Human rights advocates say the recent conviction of a former paramilitary officer on charges of orchestrating the forced disappearance of six ethnic Mayan villagers in the mid-1980s signals the country might be ready to deal with its legacy of human rights violations.
The remote settlement of Choatalum, in the lush green hills of the region of Chimaltenango, just west of the capital, Guatemala, seems at first glance to be an unusual site for a trial of monumental importance to the country's legal system.
But the history of this region, a bastion of Mayan culture and resistance to the governments that ruled Guatemala in the mid-1980s, make the area an epicenter of the ongoing search for reconciliation over what human rights groups call widespread genocide perpetrated largely against the country's indigenous people more than two decades ago.
Guatemalan civil rights lawyer Mario Minera says the six peasant farmers who disappeared from Choatalum and presumably were killed during the early-1980s are only a fraction of the more than 600 unresolved documented cases. Most of the killings acknowledged in Guatemalan and international courts took place during the presidential administrations of military rulers Jose Efrain Rios Montt and Oscar Humberto Mejia Victores between 1982 and 1986.

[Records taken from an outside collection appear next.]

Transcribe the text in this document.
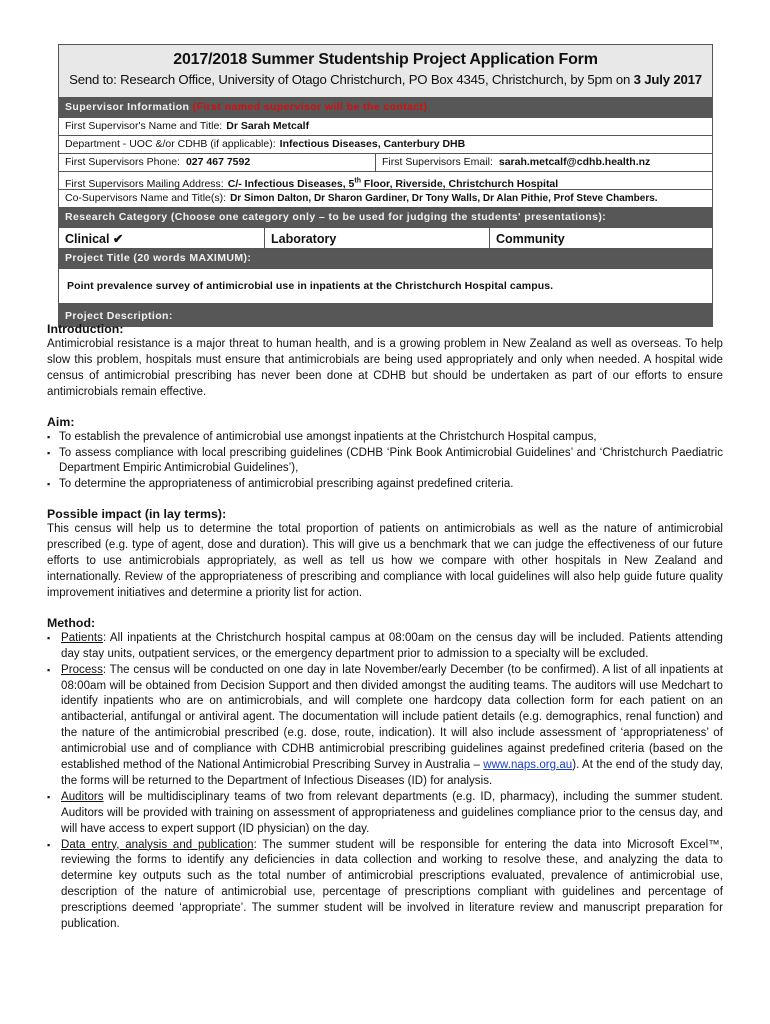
2017/2018 Summer Studentship Project Application Form
Send to: Research Office, University of Otago Christchurch, PO Box 4345, Christchurch, by 5pm on 3 July 2017
Supervisor Information (First named supervisor will be the contact)
First Supervisor's Name and Title: Dr Sarah Metcalf
Department - UOC &/or CDHB (if applicable): Infectious Diseases, Canterbury DHB
First Supervisors Phone: 027 467 7592	First Supervisors Email: sarah.metcalf@cdhb.health.nz
First Supervisors Mailing Address: C/- Infectious Diseases, 5th Floor, Riverside, Christchurch Hospital
Co-Supervisors Name and Title(s): Dr Simon Dalton, Dr Sharon Gardiner, Dr Tony Walls, Dr Alan Pithie, Prof Steve Chambers.
Research Category (Choose one category only – to be used for judging the students' presentations):
Clinical ✔	Laboratory	Community
Project Title (20 words MAXIMUM):
Point prevalence survey of antimicrobial use in inpatients at the Christchurch Hospital campus.
Project Description:
Introduction:

Antimicrobial resistance is a major threat to human health, and is a growing problem in New Zealand as well as overseas. To help slow this problem, hospitals must ensure that antimicrobials are being used appropriately and only when needed. A hospital wide census of antimicrobial prescribing has never been done at CDHB but should be undertaken as part of our efforts to ensure antimicrobials remain effective.

Aim:
▪ To establish the prevalence of antimicrobial use amongst inpatients at the Christchurch Hospital campus,
▪ To assess compliance with local prescribing guidelines (CDHB ‘Pink Book Antimicrobial Guidelines’ and ‘Christchurch Paediatric Department Empiric Antimicrobial Guidelines’),
▪ To determine the appropriateness of antimicrobial prescribing against predefined criteria.
Possible impact (in lay terms):

This census will help us to determine the total proportion of patients on antimicrobials as well as the nature of antimicrobial prescribed (e.g. type of agent, dose and duration). This will give us a benchmark that we can judge the effectiveness of our future efforts to use antimicrobials appropriately, as well as tell us how we compare with other hospitals in New Zealand and internationally. Review of the appropriateness of prescribing and compliance with local guidelines will also help guide future quality improvement initiatives and determine a priority list for action.

Method:
▪ Patients: All inpatients at the Christchurch hospital campus at 08:00am on the census day will be included. Patients attending day stay units, outpatient services, or the emergency department prior to admission to a specialty will be excluded.
▪ Process: The census will be conducted on one day in late November/early December (to be confirmed). A list of all inpatients at 08:00am will be obtained from Decision Support and then divided amongst the auditing teams. The auditors will use Medchart to identify inpatients who are on antimicrobials, and will complete one hardcopy data collection form for each patient on an antibacterial, antifungal or antiviral agent. The documentation will include patient details (e.g. demographics, renal function) and the nature of the antimicrobial prescribed (e.g. dose, route, indication). It will also include assessment of ‘appropriateness’ of antimicrobial use and of compliance with CDHB antimicrobial prescribing guidelines against predefined criteria (based on the established method of the National Antimicrobial Prescribing Survey in Australia – www.naps.org.au). At the end of the study day, the forms will be returned to the Department of Infectious Diseases (ID) for analysis.
▪ Auditors will be multidisciplinary teams of two from relevant departments (e.g. ID, pharmacy), including the summer student. Auditors will be provided with training on assessment of appropriateness and guidelines compliance prior to the census day, and will have access to expert support (ID physician) on the day.
▪ Data entry, analysis and publication: The summer student will be responsible for entering the data into Microsoft Excel™, reviewing the forms to identify any deficiencies in data collection and working to resolve these, and analyzing the data to determine key outputs such as the total number of antimicrobial prescriptions evaluated, prevalence of antimicrobial use, description of the nature of antimicrobial use, percentage of prescriptions compliant with guidelines and percentage of prescriptions deemed ‘appropriate’. The summer student will be involved in literature review and manuscript preparation for publication.
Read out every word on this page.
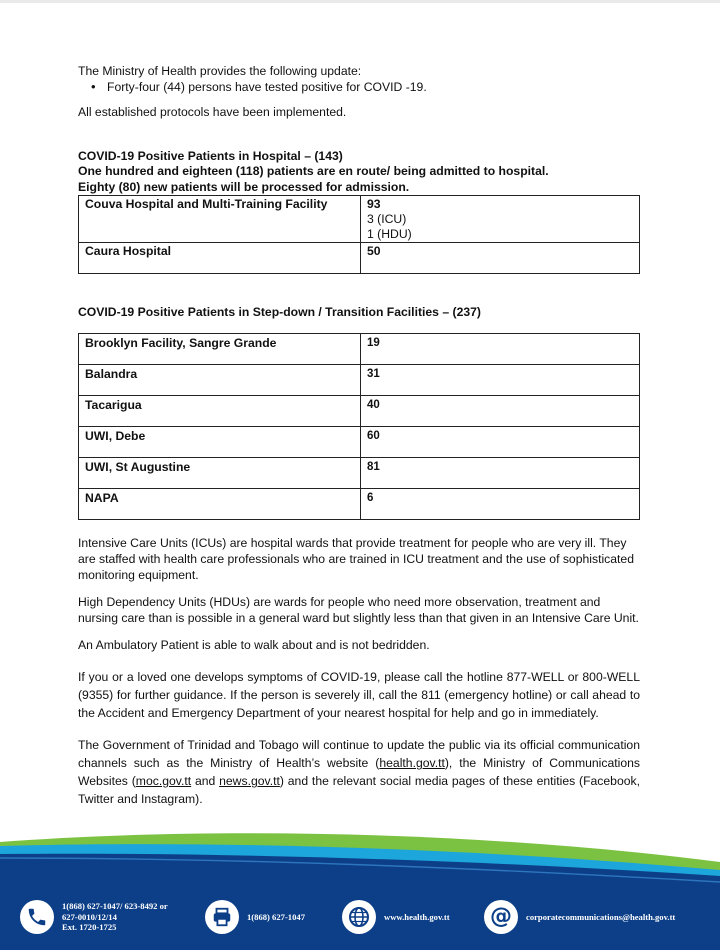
The Ministry of Health provides the following update:

• Forty-four (44) persons have tested positive for COVID -19.

All established protocols have been implemented.

COVID-19 Positive Patients in Hospital – (143)
One hundred and eighteen (118) patients are en route/ being admitted to hospital.
Eighty (80) new patients will be processed for admission.
Couva Hospital and Multi-Training Facility	93
3 (ICU)
1 (HDU)

Caura Hospital	50
COVID-19 Positive Patients in Step-down / Transition Facilities – (237)
Brooklyn Facility, Sangre Grande	19
Balandra	31
Tacarigua	40
UWI, Debe	60
UWI, St Augustine	81
NAPA	6

Intensive Care Units (ICUs) are hospital wards that provide treatment for people who are very ill. They are staffed with health care professionals who are trained in ICU treatment and the use of sophisticated monitoring equipment.

High Dependency Units (HDUs) are wards for people who need more observation, treatment and nursing care than is possible in a general ward but slightly less than that given in an Intensive Care Unit.

An Ambulatory Patient is able to walk about and is not bedridden.

If you or a loved one develops symptoms of COVID-19, please call the hotline 877-WELL or 800-WELL (9355) for further guidance. If the person is severely ill, call the 811 (emergency hotline) or call ahead to the Accident and Emergency Department of your nearest hospital for help and go in immediately.

The Government of Trinidad and Tobago will continue to update the public via its official communication channels such as the Ministry of Health’s website (health.gov.tt), the Ministry of Communications Websites (moc.gov.tt and news.gov.tt) and the relevant social media pages of these entities (Facebook, Twitter and Instagram).

1(868) 627-1047/ 623-8492 or
627-0010/12/14
Ext. 1720-1725
1(868) 627-1047	www.health.gov.tt @ corporatecommunications@health.gov.tt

A U.N.-backed truth commission found that about 200,000 people were killed and more than 40,000 disappeared during Guatemala's 36-year Civil War that ended in 1996. The killings peaked in the mid-1980s. Many of the victims were ethnic Mayans.
Attorney Mario Minera says that for years, the perpetrators of the crimes lived with impunity, under what he and other human rights activists describe as Guatemalan state reluctance to investigate the alleged crimes of those in power and, in some cases, are still active in the government.
But that began to change earlier this year, when a Guatemalan court ruled that crimes involving the "forced disappearance" of Guatemalans missing since the 1980s could be considered active cases and not subject to a statute of limitations.
Attorney Mario Minera says the decision opened the way for the prosecution of individuals suspected of coordinating the atrocities.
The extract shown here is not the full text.